Was the clustering meaningful? Examining the first two clusters below is promising; the machine names in these clusters are clearly similar, likely configured for some common task by the IT department. The first cluster of machines appears to be web servers and corresponding backend services. It would be unsurprising to find their RPM configurations were similar.

The second cluster is a series of executor machines of varying sizes, but presumably these would be configured similarly to one another.

The second pair of clusters (3 & 4) are small. All of their names are similar (and furthermore, similar to some machines in other clusters), and so an IT administrator might wonder why they ended up in oddball small clusters. Perhaps they have some spurious, non-standard packages installed that ought to be cleaned up. Identifying these kinds of structure in a clustering is one common clustering application.

Cluster 5 is a series of bugzilla web servers and corresponding back-end bugzilla data base services. Although they were clustered together, we see that the web servers have a larger distance from the center, indicating a somewhat different configuration.

Cluster 6 represents a group of performance-related machines. Not all of these machines occupy the same distance, even though most of their names are similar. These are also the same series of machines as in clusters 3 & 4. Does this indicate spurious package installations, or some other legitimate configuration difference? A question for the IT department…

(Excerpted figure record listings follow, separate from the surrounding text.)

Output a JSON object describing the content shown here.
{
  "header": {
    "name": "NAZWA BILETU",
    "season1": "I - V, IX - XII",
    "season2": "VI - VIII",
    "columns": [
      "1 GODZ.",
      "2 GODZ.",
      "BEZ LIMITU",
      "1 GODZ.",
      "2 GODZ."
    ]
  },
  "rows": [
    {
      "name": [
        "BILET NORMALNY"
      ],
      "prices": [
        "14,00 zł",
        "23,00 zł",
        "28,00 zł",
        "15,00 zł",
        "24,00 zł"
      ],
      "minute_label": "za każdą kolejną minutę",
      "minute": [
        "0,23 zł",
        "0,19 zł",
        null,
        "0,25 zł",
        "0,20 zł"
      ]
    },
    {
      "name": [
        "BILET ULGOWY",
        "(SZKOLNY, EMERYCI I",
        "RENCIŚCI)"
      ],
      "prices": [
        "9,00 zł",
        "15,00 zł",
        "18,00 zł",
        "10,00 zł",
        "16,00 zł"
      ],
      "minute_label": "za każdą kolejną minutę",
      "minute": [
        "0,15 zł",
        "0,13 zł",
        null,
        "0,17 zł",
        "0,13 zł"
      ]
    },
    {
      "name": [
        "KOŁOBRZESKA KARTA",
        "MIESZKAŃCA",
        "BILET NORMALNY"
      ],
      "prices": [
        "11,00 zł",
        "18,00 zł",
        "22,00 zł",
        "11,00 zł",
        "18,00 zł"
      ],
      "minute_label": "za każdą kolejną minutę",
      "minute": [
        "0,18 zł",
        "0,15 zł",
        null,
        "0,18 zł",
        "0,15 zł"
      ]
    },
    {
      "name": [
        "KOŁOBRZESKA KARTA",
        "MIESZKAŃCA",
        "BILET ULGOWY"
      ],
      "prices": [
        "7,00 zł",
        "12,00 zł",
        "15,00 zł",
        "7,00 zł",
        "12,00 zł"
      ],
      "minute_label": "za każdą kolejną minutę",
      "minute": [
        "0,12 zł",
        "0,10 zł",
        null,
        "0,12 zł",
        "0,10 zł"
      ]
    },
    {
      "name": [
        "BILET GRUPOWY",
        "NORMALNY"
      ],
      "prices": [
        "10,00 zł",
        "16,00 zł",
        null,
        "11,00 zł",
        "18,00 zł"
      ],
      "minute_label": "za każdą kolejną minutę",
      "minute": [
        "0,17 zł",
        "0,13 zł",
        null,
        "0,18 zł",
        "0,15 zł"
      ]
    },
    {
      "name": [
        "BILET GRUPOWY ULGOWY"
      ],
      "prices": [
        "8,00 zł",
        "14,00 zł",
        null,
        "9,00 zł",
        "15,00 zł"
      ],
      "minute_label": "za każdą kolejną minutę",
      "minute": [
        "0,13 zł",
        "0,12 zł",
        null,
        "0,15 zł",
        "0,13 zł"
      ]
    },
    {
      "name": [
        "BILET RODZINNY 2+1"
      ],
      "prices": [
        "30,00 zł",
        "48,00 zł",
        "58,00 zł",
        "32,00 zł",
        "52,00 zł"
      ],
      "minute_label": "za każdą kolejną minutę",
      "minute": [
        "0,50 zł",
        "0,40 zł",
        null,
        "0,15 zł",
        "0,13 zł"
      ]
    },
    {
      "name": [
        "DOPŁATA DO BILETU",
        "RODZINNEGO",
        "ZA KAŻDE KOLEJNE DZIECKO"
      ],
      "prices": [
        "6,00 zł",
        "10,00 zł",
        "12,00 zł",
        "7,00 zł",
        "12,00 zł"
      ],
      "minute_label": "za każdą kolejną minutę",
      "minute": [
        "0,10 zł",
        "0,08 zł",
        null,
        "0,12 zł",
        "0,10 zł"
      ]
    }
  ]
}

Cluster 7 is by far the largest. It is primarily a combination of OpenStack machines and yet more perf machines. This clustering was relatively stable – it appeared across multiple independent clustering runs. Because of its stability I would suggest to an IT administrator that the performance and OpenStack machines are sharing some configuration similarities, and the performance machines in other clusters suggest that there might be yet more configuration anomalies. Perhaps these were OpenStack nodes that were re-purposed as performance machines? Yet another question for IT…

Outliers

This last grouping represents machines which were “far” from any of the previous cluster centers. They may be interpreted as “outliers” - machines that don’t fit any model category. Of these the node frodo is clearly somebody’s personal machine, likely with a customized or idiosyncratic package configuration. Unsurprising that it is farthest of all machines from any cluster, with distance 9.0. The jenkins machine is also somewhat unique among the nodes, and so perhaps not surprising that its registers as anomalous. The remaining machines match node series from other clusters. Their large distance is another indication of spurious configurations for IT to examine.

I will conclude with another useful feature of Random Forest Models, which is that you can interrogate them for information such as which features were used most frequently. Here is a histogram of model features (in this case, installed packages) that were used most frequently in the clustering model. This particular histogram i sinteresting, as no feature was used more than twice. The remaining features were all used exactly once. This is a bit unusual for a Random Forest model. Frequently some features are used commonly, with a longer tail. This histogram is rather “flat,” which may be a consequence of there being many more features (over 4000 installed packages) than there are data elements (135 machines). This makes the problem somewhat under-determined. To its credit, the model still achieves a meaningful clustering.

Lastly I’ll note that full histogram length was 186; in other words, of the nearly 4400 installed packages, the Random Forest model used only 186 of them – a tiny fraction! A nice illustration of Random Forest Clustering performing in the face of high dimensionality!